Je me sens comme sur un manège. Tout tourne autour de moi. ça va vite. Très vite. Je n'ai pas le temps de fixer mon regard que ça tourne encore.

- C'est sa mère qui l'a découvert. Il tournait sur lui-même à cause de la corde. T'imagines l'horreur ?? Moi, à  un moment, ça m'a traversé l'esprit aussi. Mais quand j'ai appris ça, recta, ça m'a calmé. Je préfère vivre, tu vois, et tant pis si on souffre. D't'façon, on vit pour souffrir alors ça sert à rien...

Mon estomac essaie de suivre le mouvement. Je ne sais plus comment me mettre. J'irais bien aux toilettes m'asperger le front. Je sue, je le sens, je goutte complètement. Il fait chaud. Je claque des dents. ça va pas vraiment.

- J'ai posé mon oreille dessus et la statue m'a parlé. Je savais que c'était pas vrai et en même temps... C'était réel. Elle m'a dit des trucs que je savais pas. Je lui ai demandé qui elle était, pourquoi elle était là. Et elle m'a répondu. Il n'y avait pas de son mais on se comprenait. C'était taré. Et j'ai vérifié après. Tout ce qu'elle m'a dit, c'était vrai.

La salle de bain se libère. Je fonce en me retenant de vomir. Toute cette fumée. Il faut que ça sorte. Je m'asperge d'eau froide. Rien n'y fait. C'est au fond de moi. J'ai envie de vomir mais je n'y arrive pas. Attendre, rester ici, attendre. Je m'asseois sur le siège et je le vois qui se moque de moi. Avec sa brosse entre les dents et son sourire moqueur. Il a beau n'être qu'un poster, je sais que c'est de moi que rit ce chimpanzé. Il n'y a personne d'autres ici. Pourquoi se moque t'il ? Je ne le connais pas. Moi, je le respecte. Et c'est facile de se moquer.

Je fais abstraction, je reprends mon souffle.

C'est le point qui faut faire. Alors, quelle est la suite à donner à cet évènement.

Soit je reste et demain, je ferais corps avec la moquette, je serais mort d'avoir trop fumé. On me cachera dans la cave et dans quelques années, je ne serais plus qu'un squelette bouffé par les rats. Tout ça pour une bête expérience d'un soir.

Soit je rentre.

Arriverais je à conduire  ? Rien n'est moins sûr. Mais il le faut. Je n'habite pas si loin, si je roule lentement, je devrais y arriver. Allez, on se lève, on dit au revoir avec un sourire. On quitte le lieu l'air de rien. Le but c'est de rentrer. Fuir. Allez, c'est parti. J'ouvre la porte.

- ... Ils se sont rencontrés dans une communauté. Elle était infirmière mais elle préférait le jonglage et lui, il avait toujours écrit des tracts pour les manifestations. Il y a eu un coup de foudre, tu vois, et ils sont partis se faire une idée du monde. Lui a trippé sur les Maoris, leur tatouage, les tribus et tout. Il a acheté des livres dessus, des tas de livres pour savoir comment faire, ce que ça signifie, qui est quoi. Y a tout un code pour être initié....

- Bon ben au revoir...

- Tu pars déjà ?

- Ouais, je suis....

- Tu veux que je te raccompagne ?

- ... Chais pas

- Assis toi, j'en roule un dernier et je te ramène...

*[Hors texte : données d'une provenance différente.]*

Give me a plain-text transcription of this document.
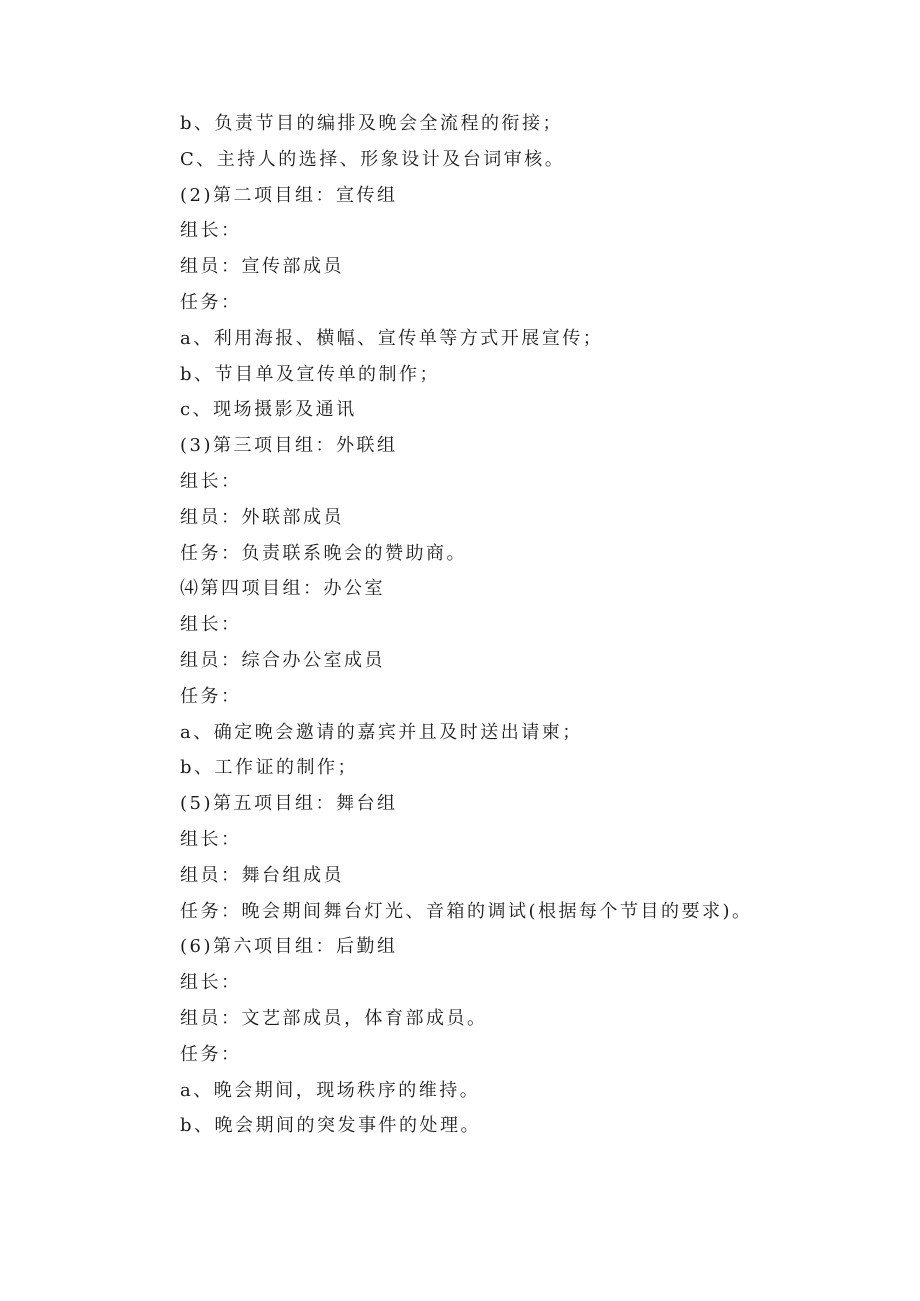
b、负责节目的编排及晚会全流程的衔接；
C、主持人的选择、形象设计及台词审核。
(2)第二项目组：宣传组
组长：
组员：宣传部成员
任务：
a、利用海报、横幅、宣传单等方式开展宣传；
b、节目单及宣传单的制作；
c、现场摄影及通讯
(3)第三项目组：外联组
组长：
组员：外联部成员
任务：负责联系晚会的赞助商。
⑷第四项目组：办公室
组长：
组员：综合办公室成员
任务：
a、确定晚会邀请的嘉宾并且及时送出请柬；
b、工作证的制作；
(5)第五项目组：舞台组
组长：
组员：舞台组成员
任务：晚会期间舞台灯光、音箱的调试(根据每个节目的要求)。
(6)第六项目组：后勤组
组长：
组员：文艺部成员，体育部成员。
任务：
a、晚会期间，现场秩序的维持。
b、晚会期间的突发事件的处理。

- Non non, c'est bon, salut...

Je claque la porte. Fuir. Loin. Clé. Voiture. Starter. Moteur. Route. 'Tention en sortant. Merde. Putain de trottoir, je l'avais pas vu. Se concentrer. Route. Feu rouge. Je m'arrête. Vert pour le piéton. Triste bonhomme condamné à passer. Le rouge n'est pas mieux qui attend toute sa vie.

Vert, Première, tout droit, fourgon, flics, arrêt de voitures. Signe. "Rangez-vous". D'où j'arrive à traduire ça ?? Se concentrer. Merde. Merde. Et merde.

Ma promesse, ma crédibilité, ma vie. Tout est foutu. Je vais passer la nuit en taule. Je suis un criminel. Et si jamais j'avais eu un accident, hein, t'y as pensé au moins  ? Ma mère en pleurs. Ma famille déshonorée. Merde. J'aurais beau dire que je faisais du 30, ça ne changera rien.

Signe. "Baissez votre vitre". Où apprennent ils ce langage que tout le monde comprend ?

- Bonjour monsieur.  Contrôle. Couper le moteur, s'il vous plaît.

Racle ta gorge, prend un ton assuré. T'as l'air fatigué, c'est normal. Il est tard. Papiers du véhicule ? Je les ai, les voici. Permis ? Permis. Et les autres qui fument encore. J'ai la gerbe rien que d'y penser.

- Sortez du véhicule, s'il vous plait.

Merde, il m'arrête. Je suis le méchant. Ils m'ont eu. Ce soir, je dors au poste. La ville est tranquille. Le malfrat est sous les verrous, générique de fin.

- Vous allez venir souffler dans l'alcootest...

Pourquoi les génériques de fin sont ils si courts ? Il y a du monde pourtant. Et leurs familles aimeraient bien voir leur nom...

- S'il vous plaît...

Souffler. Je suis cuit. Il va le voir. Il le sait. Dans le fourgon, déjà quatre malheureux attendent. Depuis combien de temps ? Pourrais je pleurer un coup ? Est ce que ça se fait quand on est prisonnier ?

- Merci...

Je tends le ballon. Il prend son air sérieux. C'est pas la peine. Je sais. Autant y aller tout de suite. Faites moi une place. Ma mère va me démolir.

- C'est bon vous pouvez repartir....

...

Véhicule, clé, siège, ceinture, moteur, volant, première, en douceur, seconde, doux doux doux, troisième, da da da, feu rouge, is all I want to say to you... Clignotant. Ting Tong Ting Tong.  Vert. Je tourne...

Et je m'enfuis !!!!

Au final, j'arrive à rejoindre péniblement ma chambre après avoir trouvé la plus grande place ne nécessitant pas de créneau. Effondré sur mon lit, j'attends que le manège s'arrête. La terre tourne en disant "Allez, on y va messieurs dames, c'est samedi soir, tout doit tourner".

- Alors ??? T'es parti tôt samedi...

- C'est à dire que je me sentais pas très bien...

- Ouais, j'aurais dû te prévenir. Gégé, il met de l'opium dans sa beu...

- Ah oui, tiens, t'aurais du me prévenir...

N'oubliez pas le guide. Mon poing dans la gueule. Je ne l'oublie pas.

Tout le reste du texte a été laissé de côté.